En dan nog een ding. Het gebed komt tot God voor hem.
Voor hem, voor Petrus. Dat is heel concreet en duidelijk. We mogen heel precies tegen de Heere zeggen wat ons beroert. Het gebed is vaak zo algemeen. Zo van: we zijn zondaren Heere, vergeef ons onze zonden. Dat is natuurlijk niet verkeerd. Maar je mag heel gewoon tegen de Heere vertellen waar je bang voor bent en wat je verlangens zijn. We mogen de noden in de gezinnen aan de Heere voorleggen. Als Petrus in de gevangenis zit, dan bidt de gemeente voor Petrus in de gevangenis. Of hij aan de gemeente terug geschonken mag worden.
Waarom zo concreet? Is dat niet de Heere voor de voeten lopen? Moeten we het niet veel meer aan de Heere overlaten? Ja, dat moeten we. Maar dan wel nadat we de Heere hebben gezegd wat ons bezighoudt en wat we van Hem verlangen. Bij Hem mogen we het neerleggen. En bij Hem mogen we dan onze rust en vrede vinden. Als Hij er dan op Zijn wijze op wil reageren dan is dat ook goed. Want dat gebed van ons dat komt tot God. Dat is de God en Vader van onze Heere Jezus Christus. En daar kunnen we het werkelijk in vrede neerleggen. Daar ligt het goed. Bij Hem dacht u niet.
Maar van de gemeente werd een gedurig gebed tot God voor hem gedaan.
Dat gebed heeft de Heere willen verhoren door Petrus uit de gevangenis te verlossen. Dat zal wel zo ongeveer de vraag van de gemeente zijn geweest.
Maar is de boodschap van handelingen 12: Bij bidden tot God is succes verzekerd? Nee, niet op een wereldse wijze van denken in ieder geval. Want laten we nu wel wezen. Zou de gemeente geen gedurig gebed opgezonden hebben voor Jakobus? Is dat gebed dan niet verhoord? Of is antwoord op het gebed dan toch niet reëel? Als het gebeurt zoals je het vraagt zou God je gebed verhoord hebben.
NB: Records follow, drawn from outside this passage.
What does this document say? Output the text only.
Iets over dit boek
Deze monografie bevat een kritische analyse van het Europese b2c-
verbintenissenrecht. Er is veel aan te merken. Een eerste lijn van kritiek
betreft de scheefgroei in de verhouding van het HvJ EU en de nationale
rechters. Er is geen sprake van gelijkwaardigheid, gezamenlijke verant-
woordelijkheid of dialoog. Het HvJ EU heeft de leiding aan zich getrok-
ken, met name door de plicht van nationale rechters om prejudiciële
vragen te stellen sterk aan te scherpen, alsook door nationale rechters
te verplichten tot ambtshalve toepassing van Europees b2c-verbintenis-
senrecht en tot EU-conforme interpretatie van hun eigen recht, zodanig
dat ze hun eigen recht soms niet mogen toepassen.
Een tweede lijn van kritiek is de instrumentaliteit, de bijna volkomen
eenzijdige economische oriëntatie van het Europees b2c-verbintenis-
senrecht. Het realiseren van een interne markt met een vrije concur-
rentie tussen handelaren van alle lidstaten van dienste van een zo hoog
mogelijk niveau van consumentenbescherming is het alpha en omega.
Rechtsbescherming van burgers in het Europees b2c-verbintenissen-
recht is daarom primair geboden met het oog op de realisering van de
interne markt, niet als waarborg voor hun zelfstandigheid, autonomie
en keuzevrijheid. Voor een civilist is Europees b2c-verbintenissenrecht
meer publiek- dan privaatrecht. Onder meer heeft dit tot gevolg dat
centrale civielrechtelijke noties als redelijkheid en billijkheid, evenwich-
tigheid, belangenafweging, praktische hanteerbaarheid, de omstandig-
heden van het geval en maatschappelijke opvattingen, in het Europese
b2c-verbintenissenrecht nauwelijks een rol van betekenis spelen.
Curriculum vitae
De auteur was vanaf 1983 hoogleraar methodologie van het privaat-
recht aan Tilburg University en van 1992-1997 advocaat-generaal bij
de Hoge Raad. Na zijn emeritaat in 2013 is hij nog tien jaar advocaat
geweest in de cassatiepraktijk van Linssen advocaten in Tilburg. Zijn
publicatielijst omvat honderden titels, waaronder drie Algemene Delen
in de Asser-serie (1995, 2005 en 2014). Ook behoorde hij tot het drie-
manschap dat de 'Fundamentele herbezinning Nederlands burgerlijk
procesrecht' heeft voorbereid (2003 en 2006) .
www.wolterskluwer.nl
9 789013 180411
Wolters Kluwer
Maar als het anders gaat dan…? Dan niet?
Nee, op een wereldse wijze is het gebed niet: succes verzekerd! Maar wanneer we bij de Heere zijn geweest (en dat is bidden eigenlijk! Bij de Heere te gast zijn) dan geeft Hij ons iets wat we niet verwacht hadden.
Bij Petrus verlossing uit de gevangenis. En uit de reactie van de discipelen blijkt dat ze dat inderdaad niet verwacht hadden.
En bij Jakobus dan? Wel, bij Jakobus geeft de Heere: Het zien van het aangezicht des Heeren in eeuwige heerlijkheid.
Welk antwoord wenst u? Ga naar de Heere. Zoek Zijn aangezicht. En het antwoord zult u ontvangen. Dat is zeker!
Amen.
Deze overdenking stond eerder in Eilanden-Nieuws van 9 juli 1999.